El matiz político ha estado presente en los tres filmes sobre
Batman realizados por Christopher Nolan, un talento al que la gran
industria ofreció demasiado como para que pudiera resistirse, y la
reelaboración del cine negro que hizo en Memento (2000) daría
una idea del valor de sus neuronas.
Nolan le impregnó al universo del comic de la Warner BROS lo que
la Marvel apenas ha podido con sus superhéroes tan planos como
reiterativos.
Cierta complejidad intelectual en sus historias y personajes,
desarrollándose en los entramados de una oscuridad emocional en la
que el factor previsible del género cuenta poco, fue decisivo para
lograr el sortilegio de que el público y la crítica aplaudieran un
cine de aventura que, estaba claro, rompía códigos de simplezas y le
subía la parada a los filmes anteriores sobre Batman realizados por
el gótico Tim Burton.
Sucedió en el primer Batman de Nolan, del 2005 (Batman Begins),
y en el segundo, El caballero de la noche (2008) y en menor
medida en el que se encuentra de estreno en cines del país, El
caballero oscuro: La leyenda renace (2012), todos grandes éxitos
de taquilla.
Nolan llegó a este tercer Batman con muchas expectativas ya que,
se sabía, sería el último suyo. El resultado son casi tres horas de
metraje en el que se mezclan la espectacularidad más ruidosa
(cargante la banda sonora de Hans Zimmer) y algunos buenos momentos
con lo clásico trillado —ese betún y brillo concebidos en función de
lo que se denomina "el gran público", amante de los efectos
especiales, las carreras, los combates y los suspensos de bombas
nucleares que estallarían en una gran ciudad si no fuera por sus
héroes.
Le sobra cinta a la historia, pero el reparto impresionante y su
rotunda visualidad hacen que los momentos de franco aburrimiento y
hasta las nebulosas en el guion no lo parezcan tanto.
Poco amante de los filmes de este género, confieso que le presté
más atención a los sostenidos subrayados políticos de El
caballero oscuro: La leyenda renace que a su trama general,
regida por la ineluctable lucha del bien frente al mal.
Uno de los ingredientes que han hecho atractivos a los Batman de
Nolan es la actualidad política que desliza en ellos: En los dos
primeros fueron los ecos del atentado del 11 de septiembre del 2001
y una angustia generalizada por el miedo ciudadano a lo que vendrá.

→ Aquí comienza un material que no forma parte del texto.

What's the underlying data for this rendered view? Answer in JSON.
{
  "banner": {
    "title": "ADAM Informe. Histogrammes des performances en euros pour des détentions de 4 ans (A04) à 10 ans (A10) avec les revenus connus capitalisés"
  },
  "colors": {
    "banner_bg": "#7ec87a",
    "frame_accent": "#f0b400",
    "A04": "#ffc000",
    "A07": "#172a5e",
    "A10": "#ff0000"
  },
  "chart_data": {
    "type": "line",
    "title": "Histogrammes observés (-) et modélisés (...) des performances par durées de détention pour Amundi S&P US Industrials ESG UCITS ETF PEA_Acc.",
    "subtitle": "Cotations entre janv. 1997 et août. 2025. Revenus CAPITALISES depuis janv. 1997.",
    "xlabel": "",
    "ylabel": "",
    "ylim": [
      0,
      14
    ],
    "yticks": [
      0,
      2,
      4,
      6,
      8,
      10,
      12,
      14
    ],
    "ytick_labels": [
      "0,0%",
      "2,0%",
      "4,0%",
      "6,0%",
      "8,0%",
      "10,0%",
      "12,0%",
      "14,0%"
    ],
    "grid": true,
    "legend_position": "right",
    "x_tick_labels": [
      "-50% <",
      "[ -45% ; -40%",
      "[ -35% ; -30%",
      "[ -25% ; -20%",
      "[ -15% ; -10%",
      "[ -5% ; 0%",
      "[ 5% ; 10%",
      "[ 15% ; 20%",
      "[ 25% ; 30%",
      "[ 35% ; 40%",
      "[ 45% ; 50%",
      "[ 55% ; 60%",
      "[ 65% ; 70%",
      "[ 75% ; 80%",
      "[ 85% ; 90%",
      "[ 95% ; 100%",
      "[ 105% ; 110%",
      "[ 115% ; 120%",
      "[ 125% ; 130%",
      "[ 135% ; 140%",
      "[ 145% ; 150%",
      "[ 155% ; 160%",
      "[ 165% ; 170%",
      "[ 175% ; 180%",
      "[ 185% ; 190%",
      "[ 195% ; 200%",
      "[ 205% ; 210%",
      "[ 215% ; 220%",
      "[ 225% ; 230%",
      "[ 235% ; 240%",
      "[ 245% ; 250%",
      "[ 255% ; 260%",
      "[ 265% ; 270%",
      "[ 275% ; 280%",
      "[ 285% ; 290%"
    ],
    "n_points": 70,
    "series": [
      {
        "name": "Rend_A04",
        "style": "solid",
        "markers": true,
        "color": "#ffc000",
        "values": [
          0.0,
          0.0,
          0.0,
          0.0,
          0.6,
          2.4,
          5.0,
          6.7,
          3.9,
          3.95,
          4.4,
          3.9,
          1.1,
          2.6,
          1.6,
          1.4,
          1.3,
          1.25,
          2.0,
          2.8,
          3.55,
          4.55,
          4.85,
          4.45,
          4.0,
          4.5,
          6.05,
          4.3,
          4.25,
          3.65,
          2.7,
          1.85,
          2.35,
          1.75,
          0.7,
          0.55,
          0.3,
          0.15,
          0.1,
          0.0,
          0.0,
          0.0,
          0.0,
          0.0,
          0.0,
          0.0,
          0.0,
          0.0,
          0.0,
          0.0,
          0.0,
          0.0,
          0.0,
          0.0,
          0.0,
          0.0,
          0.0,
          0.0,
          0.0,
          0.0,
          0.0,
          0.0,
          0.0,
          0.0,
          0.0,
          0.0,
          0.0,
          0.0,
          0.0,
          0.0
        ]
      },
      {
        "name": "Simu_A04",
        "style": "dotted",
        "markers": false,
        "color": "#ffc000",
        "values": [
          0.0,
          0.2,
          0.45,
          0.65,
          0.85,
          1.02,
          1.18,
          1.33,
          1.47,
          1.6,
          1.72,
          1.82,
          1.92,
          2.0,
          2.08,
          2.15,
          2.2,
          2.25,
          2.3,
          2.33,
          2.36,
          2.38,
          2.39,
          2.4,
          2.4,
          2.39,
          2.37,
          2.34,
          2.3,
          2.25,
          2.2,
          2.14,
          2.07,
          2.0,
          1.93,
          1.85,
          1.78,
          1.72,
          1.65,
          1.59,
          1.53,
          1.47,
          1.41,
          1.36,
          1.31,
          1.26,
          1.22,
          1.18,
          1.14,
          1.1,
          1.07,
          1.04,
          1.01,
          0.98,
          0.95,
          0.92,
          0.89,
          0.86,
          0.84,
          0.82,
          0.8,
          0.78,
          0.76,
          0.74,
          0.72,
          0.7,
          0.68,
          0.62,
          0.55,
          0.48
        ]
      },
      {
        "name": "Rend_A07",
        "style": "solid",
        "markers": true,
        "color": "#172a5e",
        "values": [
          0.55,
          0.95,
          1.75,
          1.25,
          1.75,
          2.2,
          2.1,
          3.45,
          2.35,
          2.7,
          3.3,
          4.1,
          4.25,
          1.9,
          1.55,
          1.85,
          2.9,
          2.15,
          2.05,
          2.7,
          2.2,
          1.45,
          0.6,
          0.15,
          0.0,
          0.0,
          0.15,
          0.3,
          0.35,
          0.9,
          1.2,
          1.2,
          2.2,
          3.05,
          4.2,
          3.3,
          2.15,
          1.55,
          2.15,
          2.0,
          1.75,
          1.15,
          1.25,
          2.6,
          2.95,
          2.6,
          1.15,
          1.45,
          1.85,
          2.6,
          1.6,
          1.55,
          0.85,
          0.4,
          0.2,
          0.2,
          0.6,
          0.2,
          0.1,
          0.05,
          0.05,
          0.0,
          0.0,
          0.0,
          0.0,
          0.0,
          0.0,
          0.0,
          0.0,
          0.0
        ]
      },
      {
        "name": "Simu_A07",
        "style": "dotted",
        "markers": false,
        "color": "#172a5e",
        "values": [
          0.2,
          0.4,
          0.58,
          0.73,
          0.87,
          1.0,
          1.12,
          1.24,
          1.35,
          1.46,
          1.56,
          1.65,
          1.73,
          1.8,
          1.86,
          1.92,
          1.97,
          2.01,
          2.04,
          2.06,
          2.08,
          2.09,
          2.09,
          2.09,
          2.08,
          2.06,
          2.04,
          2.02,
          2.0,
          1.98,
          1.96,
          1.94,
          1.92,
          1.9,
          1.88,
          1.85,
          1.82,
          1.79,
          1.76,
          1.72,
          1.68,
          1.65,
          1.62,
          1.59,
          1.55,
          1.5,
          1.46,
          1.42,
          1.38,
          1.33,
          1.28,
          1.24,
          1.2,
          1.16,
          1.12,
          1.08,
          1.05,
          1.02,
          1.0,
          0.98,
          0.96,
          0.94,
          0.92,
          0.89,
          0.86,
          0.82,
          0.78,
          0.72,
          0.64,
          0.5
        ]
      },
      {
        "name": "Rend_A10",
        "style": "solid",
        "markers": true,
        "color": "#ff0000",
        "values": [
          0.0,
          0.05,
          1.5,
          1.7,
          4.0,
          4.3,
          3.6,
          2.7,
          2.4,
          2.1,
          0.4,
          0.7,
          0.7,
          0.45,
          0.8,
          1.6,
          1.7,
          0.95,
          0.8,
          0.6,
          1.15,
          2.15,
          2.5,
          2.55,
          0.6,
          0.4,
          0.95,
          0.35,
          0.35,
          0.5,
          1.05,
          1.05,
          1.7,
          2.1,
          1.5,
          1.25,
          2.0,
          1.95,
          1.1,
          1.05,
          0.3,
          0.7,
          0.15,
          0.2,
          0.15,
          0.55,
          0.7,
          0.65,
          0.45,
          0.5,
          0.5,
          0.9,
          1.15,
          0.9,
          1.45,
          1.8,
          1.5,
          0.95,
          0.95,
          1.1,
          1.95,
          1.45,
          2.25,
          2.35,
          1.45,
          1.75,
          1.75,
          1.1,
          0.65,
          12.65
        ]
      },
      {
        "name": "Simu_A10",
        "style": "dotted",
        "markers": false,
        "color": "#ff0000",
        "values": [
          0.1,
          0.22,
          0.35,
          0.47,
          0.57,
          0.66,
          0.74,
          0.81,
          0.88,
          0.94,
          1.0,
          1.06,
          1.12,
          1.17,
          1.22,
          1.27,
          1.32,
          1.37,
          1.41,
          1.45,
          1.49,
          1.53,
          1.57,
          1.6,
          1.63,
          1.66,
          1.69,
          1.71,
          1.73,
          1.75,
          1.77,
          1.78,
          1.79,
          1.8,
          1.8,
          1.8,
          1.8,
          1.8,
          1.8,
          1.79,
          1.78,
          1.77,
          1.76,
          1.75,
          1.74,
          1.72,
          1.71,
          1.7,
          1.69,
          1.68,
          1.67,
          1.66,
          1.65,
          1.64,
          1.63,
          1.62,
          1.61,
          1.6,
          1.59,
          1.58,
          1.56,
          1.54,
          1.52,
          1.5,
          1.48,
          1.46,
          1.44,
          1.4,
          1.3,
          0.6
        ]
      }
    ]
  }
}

En esta última entrega, el colapso financiero y el terrorismo pasan
a primer plano en una trama que puesta en la balanza se inclina sin
discusión hacia una visión conservadora del presente, a partir de la
utopía revolucionaria que representa el malvado de turno, el
monstruoso y vengativo Bane. Un mercenario que ante la corrupción
imperante en las arcas financieras de la ciudad de Gotham (que no es
otra que Nueva York) impone un levantamiento popular contra los
ricos (el pobre millonario Wayne-Batman entre ellos), a los que hace
ejecutar mediante un caricaturizado tribunal sin apelaciones,
demasiado inspirado en los tiempos de la Revolución francesa.
Hay corrupción e injusticia en las bolsas y en sus gobernantes
corruptos ––expresa claramente Nolan–– pero revelarse con medidas
extremas, como serían los ocupantes de Wall Street (y algo de eso
aparece en el filme) sería una locura, y bastaría con mirar las
hordas que capitanea Bane, dadas al saqueo y a la destrucción, para
tratar de encontrar una solución al caos del país ––como dice unos
de los personajes buenos, y sugieren otros––, que venga "desde
adentro".
La tranquilidad ciudadana que representa el niño que con voz
angelical canta el himno de la nación mientras el loco
"revolucionario" hace estallar un campo de fútbol donde reina el
sosiego de decenas de miles de espectadores, es el símbolo absoluto
de una paz que solo se estabilizará cuando "los ocupantes" sedientos
de justicia social desaparezcan.
Hay muchas más asociaciones de ese conservadurismo con el que
Christopher Nolan se despide de Batman y los que quieran podrán
entretenerse en encontrarlas, en caso de que este hombre murciélago,
como espectáculo, no los entretenga demasiado.